The lesson wasn’t about picking better metrics – it was about understanding how metrics shape behavior in ways you don’t intend.
Try this week: Pick your team’s primary performance metric. Ask yourself: What behavior might this metric accidentally encourage that works against our real goals? Look for evidence of that behavior in action.
Tonio’s Corner: The Succession Planning Reality Check
In my years scaling teams, I’ve learned to ask scaling companies the same uncomfortable question that most leaders avoid: “If you disappeared tomorrow, who could step into your role?”
The silence usually lasts longer than they expect.
The reality is that many leaders know intellectually that they should be developing successors, but they get caught in the daily urgency trap. They’re too busy doing the job to prepare someone else to do it.
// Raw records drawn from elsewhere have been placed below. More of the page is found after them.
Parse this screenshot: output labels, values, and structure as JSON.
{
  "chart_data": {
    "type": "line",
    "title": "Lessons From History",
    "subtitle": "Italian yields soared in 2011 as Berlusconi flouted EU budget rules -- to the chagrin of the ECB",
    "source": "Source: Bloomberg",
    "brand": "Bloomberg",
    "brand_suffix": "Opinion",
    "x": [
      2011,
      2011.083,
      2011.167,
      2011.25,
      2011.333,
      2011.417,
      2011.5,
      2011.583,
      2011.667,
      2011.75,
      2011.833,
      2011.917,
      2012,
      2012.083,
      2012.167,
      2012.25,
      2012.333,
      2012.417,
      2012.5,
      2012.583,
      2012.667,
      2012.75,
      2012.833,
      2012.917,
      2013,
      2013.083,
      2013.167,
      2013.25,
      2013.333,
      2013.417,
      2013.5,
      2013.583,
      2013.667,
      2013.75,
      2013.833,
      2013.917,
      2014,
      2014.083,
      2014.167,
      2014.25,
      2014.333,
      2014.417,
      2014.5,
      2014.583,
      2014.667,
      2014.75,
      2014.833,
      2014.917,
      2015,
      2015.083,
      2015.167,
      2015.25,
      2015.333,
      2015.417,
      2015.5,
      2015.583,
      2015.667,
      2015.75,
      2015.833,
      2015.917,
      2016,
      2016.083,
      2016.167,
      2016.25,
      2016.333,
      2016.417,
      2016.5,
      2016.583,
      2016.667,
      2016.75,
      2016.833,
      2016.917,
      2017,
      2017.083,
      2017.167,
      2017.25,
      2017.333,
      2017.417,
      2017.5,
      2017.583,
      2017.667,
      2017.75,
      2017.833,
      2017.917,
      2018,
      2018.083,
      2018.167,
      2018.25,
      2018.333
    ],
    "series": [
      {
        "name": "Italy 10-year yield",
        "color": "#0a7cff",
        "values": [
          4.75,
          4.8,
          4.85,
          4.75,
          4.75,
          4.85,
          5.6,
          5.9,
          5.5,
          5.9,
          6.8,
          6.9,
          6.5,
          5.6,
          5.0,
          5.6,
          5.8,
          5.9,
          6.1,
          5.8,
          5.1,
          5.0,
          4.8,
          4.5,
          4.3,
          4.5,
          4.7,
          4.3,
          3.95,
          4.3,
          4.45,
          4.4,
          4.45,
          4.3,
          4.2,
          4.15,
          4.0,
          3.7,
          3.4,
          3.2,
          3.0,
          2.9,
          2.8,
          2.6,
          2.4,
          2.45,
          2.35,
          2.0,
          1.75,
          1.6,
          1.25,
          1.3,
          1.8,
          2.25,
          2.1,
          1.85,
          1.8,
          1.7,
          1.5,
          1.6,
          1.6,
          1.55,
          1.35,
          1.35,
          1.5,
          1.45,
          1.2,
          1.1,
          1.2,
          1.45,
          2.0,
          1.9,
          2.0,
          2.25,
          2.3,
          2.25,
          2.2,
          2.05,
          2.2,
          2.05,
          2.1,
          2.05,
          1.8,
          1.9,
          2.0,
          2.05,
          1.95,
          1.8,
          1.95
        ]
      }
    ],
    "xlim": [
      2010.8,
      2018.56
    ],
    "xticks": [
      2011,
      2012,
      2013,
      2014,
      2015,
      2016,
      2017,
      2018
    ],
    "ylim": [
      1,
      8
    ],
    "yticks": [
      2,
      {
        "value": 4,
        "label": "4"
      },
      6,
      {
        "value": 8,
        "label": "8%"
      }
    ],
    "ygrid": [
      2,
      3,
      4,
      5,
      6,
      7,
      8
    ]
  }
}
What I discovered: succession planning isn’t about replacing yourself someday – it’s about creating the capacity to focus on what only you can do.
The simple diagnostic: List the five things that only you currently handle in your organization. For each one, identify who could learn to do it at 80% of your effectiveness within six months.
If you can’t answer that for at least three of the five, you’re not just creating succession risk – you’re limiting your own strategic impact.
Try this week: Pick one decision or responsibility that currently comes to you by default. Spend 30 minutes teaching someone else how to handle it. Start building your organizational capacity deliberately.
The Compounding Effect
These four issues don’t exist in isolation – they create a vicious cycle in scaling companies.
Echo chamber leadership prevents honest assessment of broken processes. Broken processes lead to metric gaming that optimizes for the wrong outcomes. Leaders stuck optimizing the wrong metrics stay too busy firefighting to develop successors. Without succession planning, you never step back to address system-level issues.
But the reverse is also true: Fix one, and the others become easier to address.
Leaders who embrace productive conflict spot process breakdowns faster. Teams with clear cross-functional workflows measure what actually matters. Organizations tracking the right metrics create space for succession planning. And leaders with strong successors can focus on the strategic work that prevents these problems in the first place.
What’s one insight from this week that you’ll try in the next seven days?